Benin brass plaques from Nigeria - The brass plaques were used to decorate the Oba's (king's) palace and are among Nigeria's former Kingdom of Benin's most well-known royal arts. In the Benin empire, brass was closely associated with kingship, and lost-wax plaques were used to cover the wooden beams that supported the roof in the royal palace, the center of religious activities that oversaw the empire's well-being.
About the Tribe
The Edo tribe, also referred to as the Bini people (derived from Benin), can be found in Edo State in the south of Nigeria, although they can also be found spread across the Delta, Ondo and Rivers states. The Edo/Bini-speaking ethnic groups include the Esan, the Afemai, the Isoko, the Urhobo among others. They are the descendants of the people who founded the ancient and mighty Kingdom of Benin which was founded around the year 900, but it reached the height of its power in the fifteenth and sixteenth centuries as a result of the conquests of new territories by two kings —Oba Ewuare and his son Oba Ozolua (Oba means “king”).
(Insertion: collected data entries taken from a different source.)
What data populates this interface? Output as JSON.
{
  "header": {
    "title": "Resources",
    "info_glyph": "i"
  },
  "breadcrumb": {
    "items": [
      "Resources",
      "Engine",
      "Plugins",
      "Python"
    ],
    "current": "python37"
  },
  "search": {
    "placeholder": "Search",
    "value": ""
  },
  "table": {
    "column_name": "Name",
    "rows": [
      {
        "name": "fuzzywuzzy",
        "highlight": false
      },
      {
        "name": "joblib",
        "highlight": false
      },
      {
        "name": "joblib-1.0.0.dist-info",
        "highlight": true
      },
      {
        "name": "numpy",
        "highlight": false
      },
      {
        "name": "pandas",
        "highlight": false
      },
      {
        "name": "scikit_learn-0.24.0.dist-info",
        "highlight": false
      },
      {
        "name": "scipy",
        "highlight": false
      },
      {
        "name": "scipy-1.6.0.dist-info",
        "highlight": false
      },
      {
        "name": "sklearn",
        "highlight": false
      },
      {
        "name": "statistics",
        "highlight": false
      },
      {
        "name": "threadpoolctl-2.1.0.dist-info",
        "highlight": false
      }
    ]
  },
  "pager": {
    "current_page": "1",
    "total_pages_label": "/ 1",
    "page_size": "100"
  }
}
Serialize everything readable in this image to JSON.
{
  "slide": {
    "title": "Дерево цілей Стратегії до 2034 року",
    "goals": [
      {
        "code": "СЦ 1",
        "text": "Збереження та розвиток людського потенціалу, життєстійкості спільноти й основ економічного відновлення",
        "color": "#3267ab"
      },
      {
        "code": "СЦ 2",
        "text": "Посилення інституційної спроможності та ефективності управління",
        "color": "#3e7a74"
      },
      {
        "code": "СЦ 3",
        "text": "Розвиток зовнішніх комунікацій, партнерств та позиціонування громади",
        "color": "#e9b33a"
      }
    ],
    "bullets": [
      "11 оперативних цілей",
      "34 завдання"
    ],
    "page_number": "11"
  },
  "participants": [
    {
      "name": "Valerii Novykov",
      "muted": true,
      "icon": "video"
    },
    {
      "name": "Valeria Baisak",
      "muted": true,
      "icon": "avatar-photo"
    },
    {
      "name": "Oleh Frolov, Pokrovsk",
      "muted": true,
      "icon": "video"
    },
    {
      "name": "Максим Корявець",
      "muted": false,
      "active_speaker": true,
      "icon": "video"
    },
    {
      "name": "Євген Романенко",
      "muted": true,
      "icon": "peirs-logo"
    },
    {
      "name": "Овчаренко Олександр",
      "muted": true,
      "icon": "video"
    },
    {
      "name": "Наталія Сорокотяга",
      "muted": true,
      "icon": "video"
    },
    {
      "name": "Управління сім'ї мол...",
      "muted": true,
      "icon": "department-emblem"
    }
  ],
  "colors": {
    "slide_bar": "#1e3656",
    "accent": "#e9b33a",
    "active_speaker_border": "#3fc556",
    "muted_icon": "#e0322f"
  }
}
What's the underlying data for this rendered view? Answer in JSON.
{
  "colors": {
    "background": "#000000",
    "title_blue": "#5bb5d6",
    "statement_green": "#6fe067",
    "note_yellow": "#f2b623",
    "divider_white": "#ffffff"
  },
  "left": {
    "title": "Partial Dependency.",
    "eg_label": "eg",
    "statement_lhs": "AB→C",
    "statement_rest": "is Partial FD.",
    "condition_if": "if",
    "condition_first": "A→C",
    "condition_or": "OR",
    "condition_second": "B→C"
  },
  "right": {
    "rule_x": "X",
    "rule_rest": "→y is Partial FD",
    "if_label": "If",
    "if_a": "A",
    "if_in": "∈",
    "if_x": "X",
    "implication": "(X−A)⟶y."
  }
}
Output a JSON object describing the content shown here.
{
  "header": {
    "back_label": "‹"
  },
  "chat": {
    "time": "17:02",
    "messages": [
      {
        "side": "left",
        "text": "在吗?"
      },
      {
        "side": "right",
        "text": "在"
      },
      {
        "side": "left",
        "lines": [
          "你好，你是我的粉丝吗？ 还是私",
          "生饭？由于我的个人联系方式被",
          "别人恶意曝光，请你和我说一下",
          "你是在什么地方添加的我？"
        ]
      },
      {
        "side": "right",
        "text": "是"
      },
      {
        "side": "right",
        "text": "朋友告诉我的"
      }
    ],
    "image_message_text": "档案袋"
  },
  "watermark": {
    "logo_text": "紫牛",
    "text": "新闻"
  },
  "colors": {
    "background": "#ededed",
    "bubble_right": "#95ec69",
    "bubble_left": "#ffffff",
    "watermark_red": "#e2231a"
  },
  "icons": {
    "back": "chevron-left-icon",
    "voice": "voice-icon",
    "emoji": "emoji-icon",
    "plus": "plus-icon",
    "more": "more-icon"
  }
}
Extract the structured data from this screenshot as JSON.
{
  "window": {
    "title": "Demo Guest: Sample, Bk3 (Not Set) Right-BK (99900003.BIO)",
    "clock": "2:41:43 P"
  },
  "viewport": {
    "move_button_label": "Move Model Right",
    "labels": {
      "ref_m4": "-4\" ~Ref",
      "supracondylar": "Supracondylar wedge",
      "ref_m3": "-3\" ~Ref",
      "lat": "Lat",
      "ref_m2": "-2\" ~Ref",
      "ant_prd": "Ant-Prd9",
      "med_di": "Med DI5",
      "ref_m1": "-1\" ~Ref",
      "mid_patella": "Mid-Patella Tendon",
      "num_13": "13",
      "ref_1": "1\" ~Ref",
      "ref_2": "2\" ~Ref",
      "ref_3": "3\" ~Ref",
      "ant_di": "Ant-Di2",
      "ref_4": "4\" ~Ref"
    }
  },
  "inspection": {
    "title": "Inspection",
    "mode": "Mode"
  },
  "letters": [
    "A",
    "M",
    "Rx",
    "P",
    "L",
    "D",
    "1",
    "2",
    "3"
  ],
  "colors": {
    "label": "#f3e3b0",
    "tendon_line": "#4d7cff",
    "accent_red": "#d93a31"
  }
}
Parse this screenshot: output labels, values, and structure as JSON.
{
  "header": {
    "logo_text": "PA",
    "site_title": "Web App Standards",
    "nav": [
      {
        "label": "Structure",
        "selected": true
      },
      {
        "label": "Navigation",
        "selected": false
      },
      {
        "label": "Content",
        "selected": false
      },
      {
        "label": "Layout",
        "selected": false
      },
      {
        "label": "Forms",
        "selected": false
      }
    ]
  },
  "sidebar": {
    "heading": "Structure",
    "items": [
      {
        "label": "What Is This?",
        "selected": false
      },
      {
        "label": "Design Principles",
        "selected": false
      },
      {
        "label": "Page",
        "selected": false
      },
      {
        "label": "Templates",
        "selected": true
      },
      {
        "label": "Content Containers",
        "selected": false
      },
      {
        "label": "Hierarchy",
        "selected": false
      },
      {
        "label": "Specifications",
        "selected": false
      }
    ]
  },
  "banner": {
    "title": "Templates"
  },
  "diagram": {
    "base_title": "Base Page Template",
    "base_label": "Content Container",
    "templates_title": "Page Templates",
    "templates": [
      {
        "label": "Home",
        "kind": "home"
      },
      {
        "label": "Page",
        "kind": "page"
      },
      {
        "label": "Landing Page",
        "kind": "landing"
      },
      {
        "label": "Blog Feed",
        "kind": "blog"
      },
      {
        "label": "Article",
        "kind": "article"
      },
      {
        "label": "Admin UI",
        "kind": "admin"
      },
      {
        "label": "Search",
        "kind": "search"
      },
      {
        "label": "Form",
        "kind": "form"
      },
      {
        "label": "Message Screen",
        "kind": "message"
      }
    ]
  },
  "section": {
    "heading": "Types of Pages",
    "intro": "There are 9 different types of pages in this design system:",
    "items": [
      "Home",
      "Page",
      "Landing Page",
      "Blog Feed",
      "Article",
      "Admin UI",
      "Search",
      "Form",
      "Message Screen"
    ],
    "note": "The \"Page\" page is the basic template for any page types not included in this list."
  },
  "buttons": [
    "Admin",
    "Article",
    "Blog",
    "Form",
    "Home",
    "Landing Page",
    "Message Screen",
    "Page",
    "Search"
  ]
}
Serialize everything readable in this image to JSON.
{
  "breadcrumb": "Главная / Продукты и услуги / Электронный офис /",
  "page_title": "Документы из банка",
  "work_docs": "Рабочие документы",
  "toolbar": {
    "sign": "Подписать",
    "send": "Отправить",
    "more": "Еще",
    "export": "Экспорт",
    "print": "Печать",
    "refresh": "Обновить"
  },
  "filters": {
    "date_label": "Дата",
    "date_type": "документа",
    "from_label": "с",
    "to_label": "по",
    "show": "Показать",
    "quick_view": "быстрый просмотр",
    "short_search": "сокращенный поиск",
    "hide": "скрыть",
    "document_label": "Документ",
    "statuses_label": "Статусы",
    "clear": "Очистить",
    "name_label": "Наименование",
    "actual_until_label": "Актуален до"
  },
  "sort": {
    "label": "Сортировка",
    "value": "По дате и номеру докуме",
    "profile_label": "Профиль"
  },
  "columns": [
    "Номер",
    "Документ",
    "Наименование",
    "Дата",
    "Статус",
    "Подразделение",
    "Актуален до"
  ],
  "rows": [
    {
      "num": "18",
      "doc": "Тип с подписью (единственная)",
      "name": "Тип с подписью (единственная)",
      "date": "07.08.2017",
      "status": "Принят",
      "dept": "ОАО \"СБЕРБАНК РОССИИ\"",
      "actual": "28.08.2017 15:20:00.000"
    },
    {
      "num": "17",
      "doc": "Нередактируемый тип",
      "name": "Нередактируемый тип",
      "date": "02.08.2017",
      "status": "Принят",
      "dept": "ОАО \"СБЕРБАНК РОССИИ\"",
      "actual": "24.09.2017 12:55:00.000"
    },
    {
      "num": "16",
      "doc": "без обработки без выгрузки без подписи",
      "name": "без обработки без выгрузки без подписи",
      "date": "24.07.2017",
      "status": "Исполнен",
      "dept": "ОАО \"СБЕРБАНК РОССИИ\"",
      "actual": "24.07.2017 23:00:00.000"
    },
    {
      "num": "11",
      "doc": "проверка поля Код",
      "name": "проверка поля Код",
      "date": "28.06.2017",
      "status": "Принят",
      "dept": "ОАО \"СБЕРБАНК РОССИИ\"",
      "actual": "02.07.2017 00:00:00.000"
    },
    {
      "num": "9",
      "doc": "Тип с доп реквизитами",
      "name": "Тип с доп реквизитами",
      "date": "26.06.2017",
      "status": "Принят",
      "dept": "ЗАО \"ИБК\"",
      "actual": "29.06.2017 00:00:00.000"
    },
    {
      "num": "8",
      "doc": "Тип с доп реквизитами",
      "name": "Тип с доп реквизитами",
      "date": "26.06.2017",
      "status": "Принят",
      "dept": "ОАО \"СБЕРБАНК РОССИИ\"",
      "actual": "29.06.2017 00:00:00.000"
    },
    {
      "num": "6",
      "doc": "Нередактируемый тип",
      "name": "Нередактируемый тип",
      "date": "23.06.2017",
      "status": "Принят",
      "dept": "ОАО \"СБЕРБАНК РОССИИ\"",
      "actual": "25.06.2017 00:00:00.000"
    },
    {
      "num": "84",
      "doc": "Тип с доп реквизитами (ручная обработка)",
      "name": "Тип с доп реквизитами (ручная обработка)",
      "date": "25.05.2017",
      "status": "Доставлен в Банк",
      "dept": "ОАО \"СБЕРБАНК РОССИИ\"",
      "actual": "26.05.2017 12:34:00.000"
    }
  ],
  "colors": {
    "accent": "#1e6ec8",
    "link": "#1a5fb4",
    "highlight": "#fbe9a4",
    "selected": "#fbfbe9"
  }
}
The Obas of Benin amassed great wealth by controlling trade routes reaching from the river Niger in the East to the western border with the kingdom of Dahomey. In Benin City, craft workers were organised into groups known as guilds. There were guilds for wood carvers, ivory carvers, leather workers, blacksmiths and weavers. Most important of all was the brass casters’ guild. They were only allowed to work for the Oba (king). The name Benin was derived from “Ubinu” which was used to describe the capital of the kingdom. But was then mispronounced by the Portuguese as “Bini” and then further to Benin around 1485 when the Portuguese began trade relations with Oba Ewuare who was the traditional ruler at the time.